Le secteur privé, au cœur de la bataille

Depuis la création du Focac, il y a 21 ans, Pékin n’a cessé d’augmenter le financement des infrastructures africaines. De 5 milliards de dollars US en 2005, les montants ont atteint 60 milliards de dollars US en 2015 et en 2018. Dans le cadre de la stratégie de la ceinture et de la route, la Chine a financé la construction d’autoroutes, de voies ferrées et de centrales électriques à travers toute l’Afrique.

Deborah Brautigam, professeure d’économie politique internationale à l’université Johns-Hopkins et fondatrice de la China Africa Research Initiative (CARI), a déclaré dans un entretien à South China Morninng Post que «les énormes promesses de prêts pour les infrastructures se sont complètement taries».

D’après elle, «Pékin est également réticent à avancer des fonds sur ses ressources à un moment où les citoyens chinois souffrent de la pandémie. Donc pas de promesses de subventions non plus».

D’après son analyse, «tout tourne autour du secteur privé, commerce, investissement privé, petites et moyennes entreprises », pointe-t-elle. En ce sens, Xi Jingping, a parlé d’une plateforme pour la promotion des investissements privés sino-africains qui doit voir le jour dans les prochains mois.
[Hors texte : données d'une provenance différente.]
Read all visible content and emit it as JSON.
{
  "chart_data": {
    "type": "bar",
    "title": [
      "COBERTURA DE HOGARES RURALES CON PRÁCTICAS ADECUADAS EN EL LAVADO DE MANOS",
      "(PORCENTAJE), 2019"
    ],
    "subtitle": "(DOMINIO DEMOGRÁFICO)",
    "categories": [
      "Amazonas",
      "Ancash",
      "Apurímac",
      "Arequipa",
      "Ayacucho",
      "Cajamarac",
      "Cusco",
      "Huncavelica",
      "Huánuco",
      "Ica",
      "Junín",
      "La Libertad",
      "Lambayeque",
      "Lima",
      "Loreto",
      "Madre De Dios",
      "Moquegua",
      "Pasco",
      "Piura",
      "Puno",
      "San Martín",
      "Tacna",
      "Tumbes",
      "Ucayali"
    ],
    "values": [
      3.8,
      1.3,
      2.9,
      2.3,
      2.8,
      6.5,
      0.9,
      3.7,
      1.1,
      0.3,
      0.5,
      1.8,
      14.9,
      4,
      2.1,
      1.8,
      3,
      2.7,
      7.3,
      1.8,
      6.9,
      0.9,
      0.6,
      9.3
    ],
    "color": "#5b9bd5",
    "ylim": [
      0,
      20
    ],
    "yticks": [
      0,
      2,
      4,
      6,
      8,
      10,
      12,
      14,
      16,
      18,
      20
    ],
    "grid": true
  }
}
Soutenir les exportations africaines

Pékin veut aussi fournir 10 milliards de dollars de financement pour soutenir les exportations africaines, qui sont encore dominées par les matières premières. Cela pourrait changer avec l’ouverture de ce que le dirigeant chinois a appelé les « voies vertes », un moyen de favoriser les exportations agricoles africaines vers la Chine. Objectif : que les importations en provenance d’Afrique atteignent 300 milliards de dollars US dans trois ans. Le défi est immense tant les obstacles au commerce entre les deux parties sont nombreux, notamment en ce qui concerne les tarifs commerciaux. C’est pourquoi, lors de la conférence du Focac, le président sénégalais, Macky Sall, a appelé à un rééquilibrage : «Il nous faut accélérer le développement des capacités industrielles africaines afin que le continent facilite l’accès de ses produits au marché chinois ».